If you were to ask when the EU began, most people who’ve heard the term “Star Wars Expanded Universe” and know what it means would point to 1991’s Heir to the Empire by Timothy Zahn. And they would be wrong. If we define the EU as any officially released Star Wars content outside the six main films, it began with Alan Dean Foster’s ghostwritten novelization of Star Wars, which hit bookstores at the end of 1976. If we exclude adaptations, the first true EU story was Roy Thomas’s The Keeper’s World, a serialized comic strip that started publication in October of 1977, five months after the original film’s release. Either way, the EU has been around for a long, long time.
In my younger and more vulnerable years I was fairly well-versed in its impenetrable lore, but that brief love affair was not to last. Through the decline in quality of its products and the obvious lack of care put into shepherding the future of George Lucas’s universe, Lucasfilm made it clear that they didn’t want my money and I could go to hell for all they cared, and eventually we drifted apart. But now that they’ve finally Old Yellered the EU, perhaps it’s time to get some closure: to remember, let go, and move on. To that end, I’m going to read the Star Wars Expanded Universe in chronological order. All of it.
The point of this project is to examine the EU as a(n) (in)coherent, (dis)continuous narrative, so stories with variable plots or outcomes are outside its scope. That means no video games, Choose Your Own Adventure books, role-playing game seeds, or sources that mix prose fiction with a non-narrative style, like the Star Wars Missions YA fiction/RPG series.
Also not included are RPG campaign guide and sourcebook vignettes, as typically they are too brief to have any meaningful structure or plot and are used merely to flavor some point in the accompanying non-narrative text. (The exception is if those vignettes were republished independently, as several were on the now-defunct StarWars.com “Hyperspace” feature.)

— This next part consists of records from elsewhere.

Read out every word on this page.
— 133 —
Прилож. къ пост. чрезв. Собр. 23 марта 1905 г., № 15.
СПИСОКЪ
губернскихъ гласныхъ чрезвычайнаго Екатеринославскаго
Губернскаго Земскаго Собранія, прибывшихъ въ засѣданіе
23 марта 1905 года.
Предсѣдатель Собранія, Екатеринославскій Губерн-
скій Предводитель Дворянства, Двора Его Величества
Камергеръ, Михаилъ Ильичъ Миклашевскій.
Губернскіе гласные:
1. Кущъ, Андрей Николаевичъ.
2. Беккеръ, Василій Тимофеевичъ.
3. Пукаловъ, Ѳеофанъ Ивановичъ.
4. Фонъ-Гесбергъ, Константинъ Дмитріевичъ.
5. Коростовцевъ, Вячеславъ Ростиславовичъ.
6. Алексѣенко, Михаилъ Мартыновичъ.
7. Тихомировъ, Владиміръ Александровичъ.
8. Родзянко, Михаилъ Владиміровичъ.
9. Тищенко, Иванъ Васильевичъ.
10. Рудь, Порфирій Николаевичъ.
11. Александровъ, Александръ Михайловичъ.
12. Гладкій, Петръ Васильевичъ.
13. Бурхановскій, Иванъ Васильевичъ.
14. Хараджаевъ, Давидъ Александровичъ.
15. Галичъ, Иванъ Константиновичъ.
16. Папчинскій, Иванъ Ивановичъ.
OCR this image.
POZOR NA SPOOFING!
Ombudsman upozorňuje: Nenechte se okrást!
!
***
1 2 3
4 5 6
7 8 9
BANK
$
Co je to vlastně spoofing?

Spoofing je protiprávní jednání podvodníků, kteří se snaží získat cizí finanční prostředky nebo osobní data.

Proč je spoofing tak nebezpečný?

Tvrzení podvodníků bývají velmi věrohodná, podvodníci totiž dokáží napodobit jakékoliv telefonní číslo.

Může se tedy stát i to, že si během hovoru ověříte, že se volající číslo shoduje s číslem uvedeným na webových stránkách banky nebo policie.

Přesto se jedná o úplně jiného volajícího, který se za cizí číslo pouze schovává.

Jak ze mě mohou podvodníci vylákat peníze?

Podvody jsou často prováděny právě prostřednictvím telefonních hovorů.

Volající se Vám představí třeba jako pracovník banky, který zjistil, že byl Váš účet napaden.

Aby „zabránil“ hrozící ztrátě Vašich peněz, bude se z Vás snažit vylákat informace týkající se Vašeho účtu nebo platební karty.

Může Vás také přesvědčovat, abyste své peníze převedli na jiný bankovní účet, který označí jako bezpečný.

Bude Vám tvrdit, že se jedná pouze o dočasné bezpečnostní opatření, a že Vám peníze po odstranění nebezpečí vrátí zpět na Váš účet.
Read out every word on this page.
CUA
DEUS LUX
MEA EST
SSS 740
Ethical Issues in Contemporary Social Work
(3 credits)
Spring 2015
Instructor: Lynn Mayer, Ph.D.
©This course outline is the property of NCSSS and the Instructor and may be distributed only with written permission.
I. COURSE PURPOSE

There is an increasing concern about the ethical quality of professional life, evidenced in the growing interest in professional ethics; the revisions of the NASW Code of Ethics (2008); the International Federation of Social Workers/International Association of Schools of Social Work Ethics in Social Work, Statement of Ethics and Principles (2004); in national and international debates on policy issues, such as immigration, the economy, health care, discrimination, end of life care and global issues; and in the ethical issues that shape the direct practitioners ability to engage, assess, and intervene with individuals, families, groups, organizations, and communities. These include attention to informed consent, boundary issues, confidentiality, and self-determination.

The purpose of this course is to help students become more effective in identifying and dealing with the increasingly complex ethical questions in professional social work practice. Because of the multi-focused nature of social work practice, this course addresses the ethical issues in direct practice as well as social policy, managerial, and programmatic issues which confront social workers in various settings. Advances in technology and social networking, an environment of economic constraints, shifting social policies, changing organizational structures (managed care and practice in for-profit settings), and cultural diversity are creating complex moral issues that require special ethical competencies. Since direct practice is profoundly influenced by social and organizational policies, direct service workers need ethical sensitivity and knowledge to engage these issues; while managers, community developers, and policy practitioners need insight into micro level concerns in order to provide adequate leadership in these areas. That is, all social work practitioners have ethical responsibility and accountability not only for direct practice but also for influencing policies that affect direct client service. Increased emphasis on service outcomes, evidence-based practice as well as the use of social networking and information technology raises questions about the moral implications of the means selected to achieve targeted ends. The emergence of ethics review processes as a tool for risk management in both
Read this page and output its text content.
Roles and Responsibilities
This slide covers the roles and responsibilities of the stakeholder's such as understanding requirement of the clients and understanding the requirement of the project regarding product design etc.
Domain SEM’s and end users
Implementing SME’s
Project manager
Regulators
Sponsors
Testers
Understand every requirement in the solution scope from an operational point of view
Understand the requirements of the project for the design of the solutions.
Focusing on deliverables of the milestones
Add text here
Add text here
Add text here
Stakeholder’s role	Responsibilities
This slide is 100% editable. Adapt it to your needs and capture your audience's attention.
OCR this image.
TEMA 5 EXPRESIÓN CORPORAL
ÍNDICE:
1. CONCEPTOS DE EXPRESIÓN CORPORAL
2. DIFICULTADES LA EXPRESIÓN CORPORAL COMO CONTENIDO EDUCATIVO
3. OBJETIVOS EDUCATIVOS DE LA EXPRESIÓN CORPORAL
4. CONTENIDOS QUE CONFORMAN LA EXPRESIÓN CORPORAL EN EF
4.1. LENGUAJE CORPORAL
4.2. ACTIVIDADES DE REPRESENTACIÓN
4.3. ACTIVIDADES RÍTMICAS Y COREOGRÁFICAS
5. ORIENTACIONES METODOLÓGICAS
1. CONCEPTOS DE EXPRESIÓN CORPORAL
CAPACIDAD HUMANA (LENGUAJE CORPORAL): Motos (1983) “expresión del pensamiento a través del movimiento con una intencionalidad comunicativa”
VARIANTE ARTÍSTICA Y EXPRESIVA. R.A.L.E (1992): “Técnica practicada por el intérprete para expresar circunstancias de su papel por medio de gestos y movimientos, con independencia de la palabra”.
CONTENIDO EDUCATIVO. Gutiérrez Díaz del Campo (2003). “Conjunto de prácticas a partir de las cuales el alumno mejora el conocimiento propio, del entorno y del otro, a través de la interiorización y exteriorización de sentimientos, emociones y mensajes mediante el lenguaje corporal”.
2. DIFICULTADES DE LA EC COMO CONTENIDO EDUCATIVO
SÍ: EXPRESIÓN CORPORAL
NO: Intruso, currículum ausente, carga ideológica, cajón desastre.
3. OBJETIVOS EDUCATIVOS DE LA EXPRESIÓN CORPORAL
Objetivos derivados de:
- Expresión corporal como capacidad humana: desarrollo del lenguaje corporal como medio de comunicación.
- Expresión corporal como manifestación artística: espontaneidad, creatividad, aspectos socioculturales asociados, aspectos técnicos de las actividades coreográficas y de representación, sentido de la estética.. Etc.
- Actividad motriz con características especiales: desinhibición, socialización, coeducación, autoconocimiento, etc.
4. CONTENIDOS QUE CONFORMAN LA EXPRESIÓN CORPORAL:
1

I also won’t cover any children’s picture books that only rehash scenes from the movies or other stories without adding any substantial new content of their own, so about half of the two million illustrated adaptations of The Phantom Menace will not be included. Otherwise, be it novel, comic book, short story, young adult novel, television episode, audio drama, film outside the core six episodes, or illustrated children’s book about goddamn colors and shapes, I’ll cover it if I can get my hands on it.
Now that everyone understands the convoluted and arbitrary ground rules, it’s time to take our first step into a larger world, beginning with the chronologically earliest piece of Star Wars fiction but one of the most recently published, a short story called simply “Eruption.” After that, we can only trust in the Force (or copious amounts of absinthe). Come along with me, won’t you?